DVT happens when a blood clot forms in a deep vein. DVT is most common in the deep veins of your lower leg (calf), and can spread up to the veins in your thigh. DVT can also first develop in the deep veins in your thigh and, more rarely, in other deep veins, such as the ones in your arm.
Deep veins pass through the centre of your leg and are surrounded by a layer of muscle (see diagram).
When blood clots form in the superficial veins, which lie just under your skin, the condition is known as superficial thrombophlebitis. These superficial blood clots are different to DVT and are much less serious
Am I At Risk For DVT ?
You are at higher risk for DVT if you:
- Are 60 years of age or older
- Are inactive for a long period of time, such as when you are flying in an airplane, taking a long car trip or recovering in bed after surgery
- Have inherited a condition that causes increased blood clotting
- Have an injury or surgery that reduces blood flow to a body part
- Are pregnant or have recently given birth
- Are overweight or obese
- Have varicose veins
- Have cancer, even if you are being treated for it
- Are taking birth control pills or receiving hormone therapy, including for postmenopausal symptoms
- Have a central venous catheter
Symptoms of DVT
Many blood clots that cause DVT are small and don't produce any symptoms. Your body will usually be able to gradually break them down with no long-term effects.
Larger clots can partly or completely block the blood flow in your vein and cause symptoms such as:
- Swelling Of The Affected Leg
- Pain And Tenderness In The Affected Leg - You May Also Find It Difficult To Stand Properly With Your Full Weight On The Affected Leg
- A Change In The Colour Of Your Skin, For Example, Redness
- Skin That Feels Warm Or Hot To The Touch
What Medicines Are Used To Treat DVT ?
The following are the main goals in treating DVT:
- Stopping the clot from getting bigger.
- Preventing the clot from breaking off and traveling to your lungs.

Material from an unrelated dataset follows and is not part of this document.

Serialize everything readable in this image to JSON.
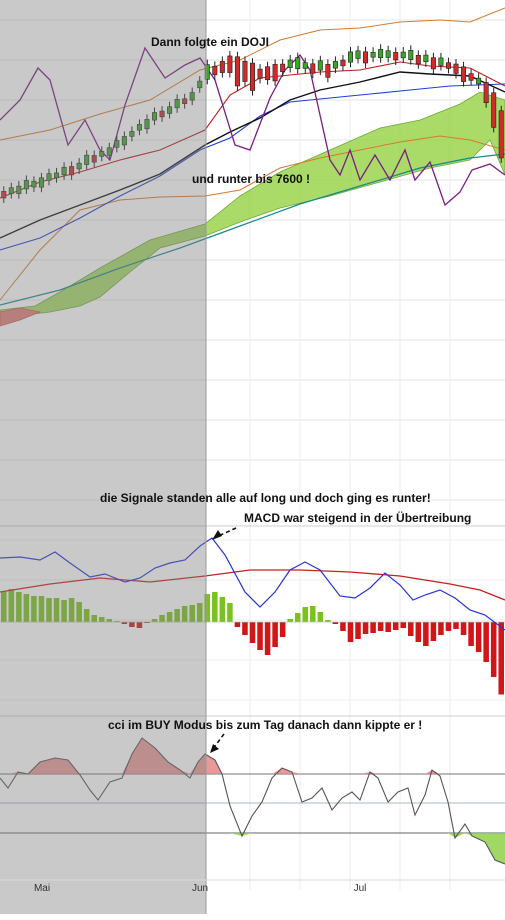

- Preventing any future blood clots.
Several medicines are used to treat or prevent DVT. The most common are anticoagulants (also called blood thinners) such as warfarin or heparin. Anticoagulants thin your blood so that clots won't form. Warfarin is taken as a pill and heparin is given intravenously (in your veins). If you can't take heparin, your doctor may prescribe another kind of anticoagulant called a thrombin inhibitor.
What Other Treatments Are Used For DVT ?
If you can't take medicine to thin your blood, or if a blood thinner doesn't work, your doctor may recommend that you have a filter put into your vena cava (the main vein going back to your heart from your lower body). This filter can catch a clot as it moves through your bloodstream and prevent it from reaching your lungs. This treatment is used mostly for people who have had several blood clots travel to their lungs.
Elevation of the affected leg and compression can help reduce swelling and pain from DVT. Your doctor can prescribe graduated compression stockings to reduce swelling in your leg after a blood clot has developed. These stockings are worn from the arch of your foot to just above or below your knee. They cause a gentle compression (pressure) of your leg.